La psychanalyse pousse le relativisme
à son ultime conséquence de considérer tout énoncé
comme relevant d'une énonciation. Freud avait été
aussi élève de Brentano (La psychologie d'un point de
vue empirique). On peut noter le parallélisme des notions d'intentionnalité
et de désir, de monde et de fantasme, d'intersubjectivité
et de sexualité. Dès lors que le biologisme de Freud est
dépassé par Lacan, ces termes deviennent quasiment
synonymes. Comme pour la phénoménologie de Husserl, le secret
de la psychanalyse est dans la " neutralité " de l'analyste qui
permet d'analyser, de déconstruire l'énonciation plutôt
que d'y répondre. Cette neutralité s'expose aux mêmes
critiques que le savoir transcendantal et la critique idéologique
mais est affrontée concrètement dans l'analyse du transfert
à laquelle elle se réduit en fait. La Phénoménologie
comme la Psychanalyse s'enferment dans la quête d'un originaire mythique
sauf à situer cet originaire dans l'énonciation elle-même.

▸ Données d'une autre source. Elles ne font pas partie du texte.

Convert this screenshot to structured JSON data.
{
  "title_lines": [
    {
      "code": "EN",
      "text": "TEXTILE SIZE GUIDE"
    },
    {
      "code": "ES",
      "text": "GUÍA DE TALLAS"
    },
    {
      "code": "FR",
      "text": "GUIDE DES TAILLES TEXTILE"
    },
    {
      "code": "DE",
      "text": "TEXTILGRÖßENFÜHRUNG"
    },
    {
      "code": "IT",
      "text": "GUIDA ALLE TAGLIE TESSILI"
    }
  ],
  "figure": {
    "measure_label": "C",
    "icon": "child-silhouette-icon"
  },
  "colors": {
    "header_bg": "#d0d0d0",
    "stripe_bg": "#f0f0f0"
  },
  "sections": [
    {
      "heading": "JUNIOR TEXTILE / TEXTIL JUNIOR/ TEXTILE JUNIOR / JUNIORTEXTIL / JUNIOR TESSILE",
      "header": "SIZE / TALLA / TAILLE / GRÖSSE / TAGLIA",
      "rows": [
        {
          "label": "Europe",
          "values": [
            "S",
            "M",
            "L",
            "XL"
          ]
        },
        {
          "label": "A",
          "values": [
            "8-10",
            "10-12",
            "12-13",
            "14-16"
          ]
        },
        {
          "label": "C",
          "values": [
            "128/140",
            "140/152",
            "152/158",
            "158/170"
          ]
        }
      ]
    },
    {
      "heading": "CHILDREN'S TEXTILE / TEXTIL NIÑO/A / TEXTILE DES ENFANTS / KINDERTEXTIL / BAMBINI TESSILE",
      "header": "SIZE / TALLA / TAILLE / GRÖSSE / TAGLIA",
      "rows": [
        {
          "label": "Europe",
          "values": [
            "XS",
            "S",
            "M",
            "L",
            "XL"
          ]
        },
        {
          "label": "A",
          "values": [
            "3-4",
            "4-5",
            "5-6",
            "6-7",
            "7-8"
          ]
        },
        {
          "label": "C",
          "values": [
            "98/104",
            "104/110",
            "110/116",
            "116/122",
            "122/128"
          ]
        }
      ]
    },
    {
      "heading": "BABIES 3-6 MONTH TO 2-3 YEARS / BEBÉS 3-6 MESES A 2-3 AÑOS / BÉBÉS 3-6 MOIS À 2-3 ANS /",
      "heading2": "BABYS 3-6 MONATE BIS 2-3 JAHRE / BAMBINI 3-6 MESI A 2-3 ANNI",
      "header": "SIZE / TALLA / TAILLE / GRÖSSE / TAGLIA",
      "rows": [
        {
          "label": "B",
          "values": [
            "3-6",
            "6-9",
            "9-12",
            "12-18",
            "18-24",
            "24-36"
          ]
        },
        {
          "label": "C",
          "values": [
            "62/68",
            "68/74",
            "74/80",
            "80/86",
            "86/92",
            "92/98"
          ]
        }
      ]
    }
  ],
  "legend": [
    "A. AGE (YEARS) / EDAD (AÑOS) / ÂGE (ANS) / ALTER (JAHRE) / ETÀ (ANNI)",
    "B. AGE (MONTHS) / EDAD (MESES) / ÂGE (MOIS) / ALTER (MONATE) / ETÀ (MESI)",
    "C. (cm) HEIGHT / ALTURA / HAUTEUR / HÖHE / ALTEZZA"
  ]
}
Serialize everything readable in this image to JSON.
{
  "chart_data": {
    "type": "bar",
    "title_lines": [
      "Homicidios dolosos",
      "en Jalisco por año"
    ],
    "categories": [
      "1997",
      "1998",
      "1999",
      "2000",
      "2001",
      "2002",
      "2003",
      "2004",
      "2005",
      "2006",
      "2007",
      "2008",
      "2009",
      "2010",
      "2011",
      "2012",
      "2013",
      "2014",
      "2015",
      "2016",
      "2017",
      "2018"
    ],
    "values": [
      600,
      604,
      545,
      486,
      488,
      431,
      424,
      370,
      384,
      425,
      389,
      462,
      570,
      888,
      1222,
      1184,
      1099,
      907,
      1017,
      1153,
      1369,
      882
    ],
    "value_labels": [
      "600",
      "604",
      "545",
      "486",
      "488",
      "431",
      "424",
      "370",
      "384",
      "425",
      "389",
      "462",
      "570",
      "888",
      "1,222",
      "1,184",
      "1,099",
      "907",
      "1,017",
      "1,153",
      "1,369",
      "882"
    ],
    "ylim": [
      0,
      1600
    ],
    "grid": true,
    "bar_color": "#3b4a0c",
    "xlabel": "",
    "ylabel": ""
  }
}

Ce pas accompli par Lacan retrouve la dialectique hégélienne
(telle qu'elle est exposée dans l'Introduction à la Phénoménologie
de l'Esprit).
C'est ce que Lacan reprend dans
le passage de l'énonciation à l'énoncé. L'intentionnalité
est devenu désir adressé à l'Autre, qui nous vient
de l'Autre à qui s'adresse notre demande d'amour. Mais les psychanalystes
ont le plus grand mal à se défaire de l'illusion qu'il s'agit
d'une détermination historique acquise dans l'enfance alors qu'il
s'agit de ce qui ce joue dans le discours actuel. Le regard phénoménologique
est nécessaire pour défaire la psychanalyse de sa causalité
familiale imaginaire et ramener l'attention sur l'énonciation elle-même,
en tant qu'elle est constitutive et d'abord du symptôme. Il ne s'agit
pas, dès lors, de reconstituer une vérité complète
du sujet, d'identifier une cause objective, mais bien de mettre en jeu
cette responsabilité du sujet en refusant son évidence. C'est
ce que Lacan appelait déchariter, au contraire de ceux qui répondent
à la demande jalouse et lui donnent ainsi raison. Les grandes interrogations
sur l'identité introuvable masquent les véritables difficultés
qui sont sociales, inter-subjectives. L'unité du sujet et de l'objet
ne se réalise pas dans une hypothétique sagesse, ni guérison
ou normalité ou épanouissement mais dans l'action politique
où nous donnons forme à notre réalité sociale.